Nous avons aussi constaté des défaillances à de nombreux niveaux, qui montrent que nous n'avons pas pris la mesure du phénomène. Si nous l'avions fait, nous aurions beaucoup plus tôt mis des moyens à la disposition des forces de l'ordre et des magistrats. La Nation n'a certainement pas pris conscience du risque existentiel que le narcotrafic fait peser sur ses institutions alors même que l'exemple de certains de nos voisins - Belgique ou Pays-Bas - le montre : si le narcotrafic devient assez puissant, il n'hésitera pas à s'attaquer à l'État.

Récemment, à la suite d'un déplacement en France, des magistrats mexicains ont donné une conférence de presse. Ils nous ont alertés : la France présente un certain nombre de signes avant-coureurs. Le Mexique n'ayant pas lutté suffisamment tôt contre ce phénomène, ses prisons, ses tribunaux, ses forces de l'ordre se trouvent à présent débordés, y compris les militaires. Certes, les signes sont particulièrement alarmants, mais il est encore possible de lutter chez nous contre le narcotrafic.

Nous avons déposé un rapport particulièrement dense au vu de l'ampleur du sujet et de la gravité de la menace, ce qui nous conduit à n'en présenter aujourd'hui que les principales recommandations autour de quatre axes : les mesures de procédure pénale, l'organisation des acteurs engagés contre le narcotrafic, la lutte contre le blanchiment et le combat contre la corruption.

Nous avons tenté d'aborder le narcotrafic de manière systémique, de l'échelle la plus « micro » à la plus « macro ». Nous pourrons, à l'occasion de vos questions, évoquer d'autres sujets majeurs - comme l'international ou, à une tout autre échelle, les opérations « place nette ».

La complexité de la procédure pénale est devenue une faille dans laquelle s'engouffrent les narcotrafiquants pour faire « tomber » des dossiers entiers. Dans le même temps, les services d'enquête n'arrivent plus à faire usage des outils que leur donne le code de procédure pénale, notamment pour recruter des sources ou infiltrer des réseaux, car ils craignent de voir leur responsabilité pénale mise en cause.

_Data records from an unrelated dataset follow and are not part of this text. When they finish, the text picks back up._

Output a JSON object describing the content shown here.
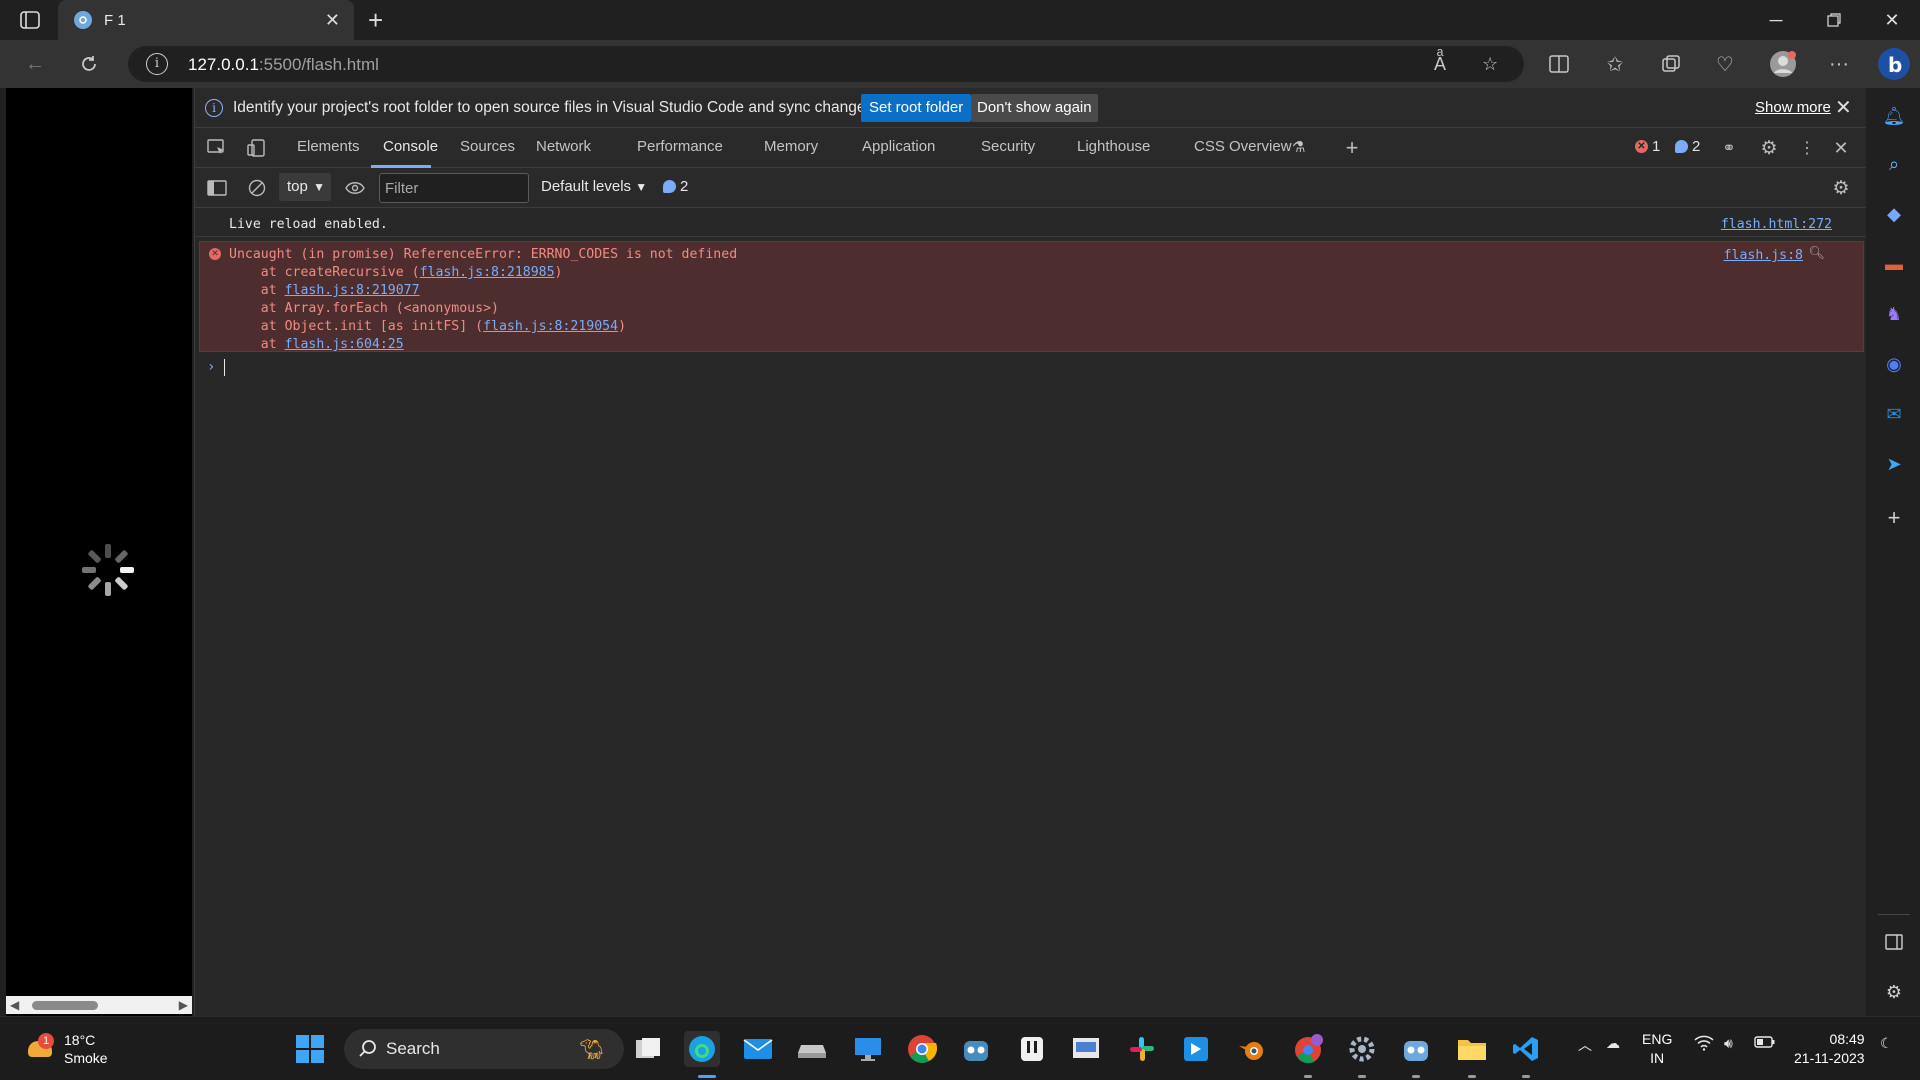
{
  "browser": {
    "tab": {
      "title": "F 1"
    },
    "url": {
      "host": "127.0.0.1",
      "path": ":5500/flash.html"
    }
  },
  "infobar": {
    "message": "Identify your project's root folder to open source files in Visual Studio Code and sync changes.",
    "set_root_label": "Set root folder",
    "dont_show_label": "Don't show again",
    "show_more_label": "Show more"
  },
  "devtools": {
    "tabs": [
      {
        "label": "Elements"
      },
      {
        "label": "Console"
      },
      {
        "label": "Sources"
      },
      {
        "label": "Network"
      },
      {
        "label": "Performance"
      },
      {
        "label": "Memory"
      },
      {
        "label": "Application"
      },
      {
        "label": "Security"
      },
      {
        "label": "Lighthouse"
      },
      {
        "label": "CSS Overview"
      }
    ],
    "error_count": "1",
    "message_count": "2"
  },
  "filterbar": {
    "context": "top",
    "filter_placeholder": "Filter",
    "levels_label": "Default levels",
    "msg_count": "2"
  },
  "console": {
    "log": {
      "text": "Live reload enabled.",
      "source": "flash.html:272"
    },
    "error": {
      "message": "Uncaught (in promise) ReferenceError: ERRNO_CODES is not defined",
      "source": "flash.js:8",
      "stack": [
        {
          "prefix": "    at createRecursive (",
          "link": "flash.js:8:218985",
          "suffix": ")"
        },
        {
          "prefix": "    at ",
          "link": "flash.js:8:219077",
          "suffix": ""
        },
        {
          "prefix": "    at Array.forEach (<anonymous>)",
          "link": "",
          "suffix": ""
        },
        {
          "prefix": "    at Object.init [as initFS] (",
          "link": "flash.js:8:219054",
          "suffix": ")"
        },
        {
          "prefix": "    at ",
          "link": "flash.js:604:25",
          "suffix": ""
        }
      ]
    }
  },
  "taskbar": {
    "weather_temp": "18°C",
    "weather_desc": "Smoke",
    "weather_badge": "1",
    "search_label": "Search",
    "lang_top": "ENG",
    "lang_bottom": "IN",
    "time": "08:49",
    "date": "21-11-2023"
  },
  "colors": {
    "accent": "#7cacf8",
    "error": "#f28b82",
    "error_bg": "#4d2d2d",
    "primary_button": "#0b6fc6"
  }
}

Je citerai l'exemple des informateurs, qui sont souvent eux-mêmes des délinquants, car nous avons besoin de personnes capables de s'infiltrer au plus près du système. En l'état actuel du droit, ils ne peuvent pas participer à la commission de l'infraction qu'ils dénoncent. Ce n'est pas réaliste : au contraire, tout l'intérêt serait de les pousser au maximum à l'intérieur de l'organisation des réseaux pour les faire tomber. Il faut regarder la situation sans fausse pudeur : ceux qui ont des choses à raconter à la police ne sont pas des anges, de même que les policiers infiltrés dans les réseaux ne peuvent pas se limiter à assister, passifs, à la commission des infractions.

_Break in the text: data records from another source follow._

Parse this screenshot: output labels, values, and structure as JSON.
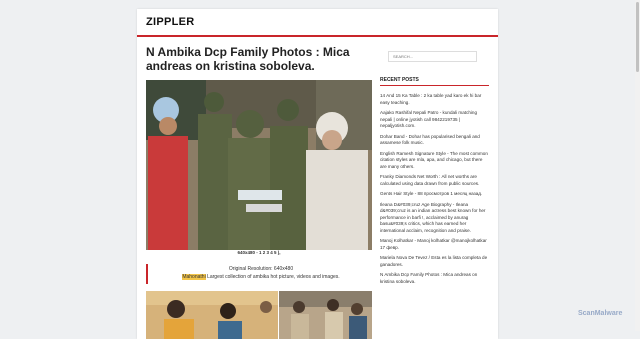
{
  "header": {
    "logo": "ZIPPLER"
  },
  "article": {
    "title": "N Ambika Dcp Family Photos : Mica andreas on kristina soboleva.",
    "caption": "640x480 - 1 2 3 4 5 ),",
    "resolution": "Original Resolution: 640x480",
    "highlight": "Mahonathi",
    "desc": " Largest collection of ambika hot picture, videos and images."
  },
  "sidebar": {
    "search_placeholder": "SEARCH...",
    "recent_heading": "RECENT POSTS",
    "posts": [
      "14 And 15 Ka Table : 2 ka table yad karo ek hi bar easy teaching.",
      "Aajako Rashifal Nepali Patro - kundali matching nepali | online jyotish call 9842219735 | nepaljyotish.com.",
      "Dohar Band - Dohar has popularised bengali and assamese folk music.",
      "English Ramesh Signature Style - The most common citation styles are mla, apa, and chicago, but there are many others.",
      "Franky Diamonds Net Worth : All net worths are calculated using data drawn from public sources.",
      "Gents Hair Style - 88 просмотров 1 месяц назад.",
      "Ileana D&#039;cruz Age Biography - Ileana d&#039;cruz is an indian actress best known for her performance in barfi !, acclaimed by anurag basu&#039;s critics, which has earned her international acclaim, recognition and praise.",
      "Manoj Kolhatkar - Manoj kolhatkar @manojkolhatkar 17 февр.",
      "Mariela Nova De Tevez / Esta es la lista completa de ganadores.",
      "N Ambika Dcp Family Photos : Mica andreas on kristina soboleva."
    ]
  },
  "watermark": "ScanMalware"
}
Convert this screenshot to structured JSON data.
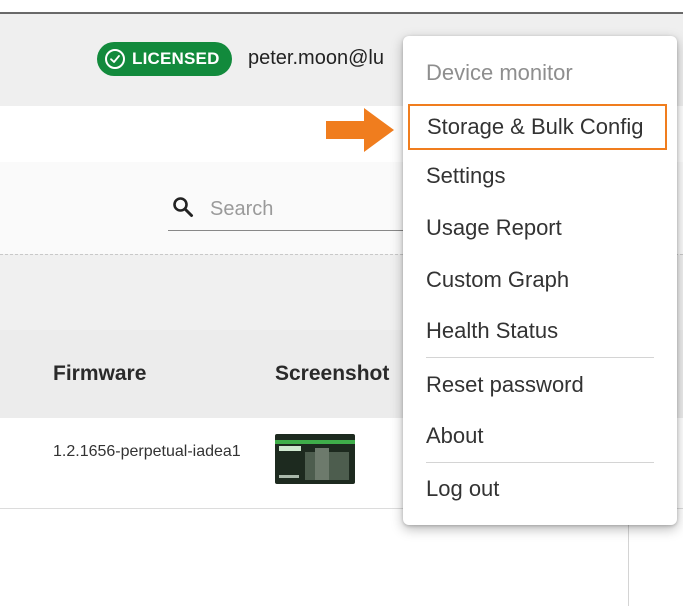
{
  "header": {
    "license_badge": "LICENSED",
    "user_email": "peter.moon@lu"
  },
  "search": {
    "placeholder": "Search"
  },
  "table": {
    "columns": [
      "Firmware",
      "Screenshot"
    ],
    "rows": [
      {
        "firmware": "1.2.1656-perpetual-iadea1"
      }
    ]
  },
  "menu": {
    "items": [
      {
        "label": "Device monitor",
        "disabled": true
      },
      {
        "label": "Storage & Bulk Config",
        "highlighted": true
      },
      {
        "label": "Settings"
      },
      {
        "label": "Usage Report"
      },
      {
        "label": "Custom Graph"
      },
      {
        "label": "Health Status"
      },
      {
        "label": "Reset password"
      },
      {
        "label": "About"
      },
      {
        "label": "Log out"
      }
    ]
  },
  "colors": {
    "license_green": "#128a3c",
    "highlight_orange": "#f07d1e",
    "arrow_orange": "#f07d1e"
  },
  "icons": {
    "license_check": "check-circle-icon",
    "search": "search-icon",
    "pointer": "arrow-right-icon"
  }
}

Plus les « indics » avancent dans la commission des infractions, plus ils prennent un risque au niveau pénal. Sans un système leur permettant de continuer à exercer leurs activités, sous le contrôle de magistrats ou de policiers, quel intérêt auraient-ils à délivrer des informations ? Ils doivent disposer de garanties sur les peines qui seront prononcées à leur encontre - et la même question se pose pour les « repentis », que j'évoquerai dans la suite de mon propos. Idem pour les policiers qui sont les « traitants » de ces personnes : aujourd'hui, ils courent le risque d'être considérés comme complices. C'est un vrai problème car, comme on l'a vu en Italie, le fait de pénétrer les réseaux pour comprendre leur organisation est un moyen radical pour lutter contre la mafia.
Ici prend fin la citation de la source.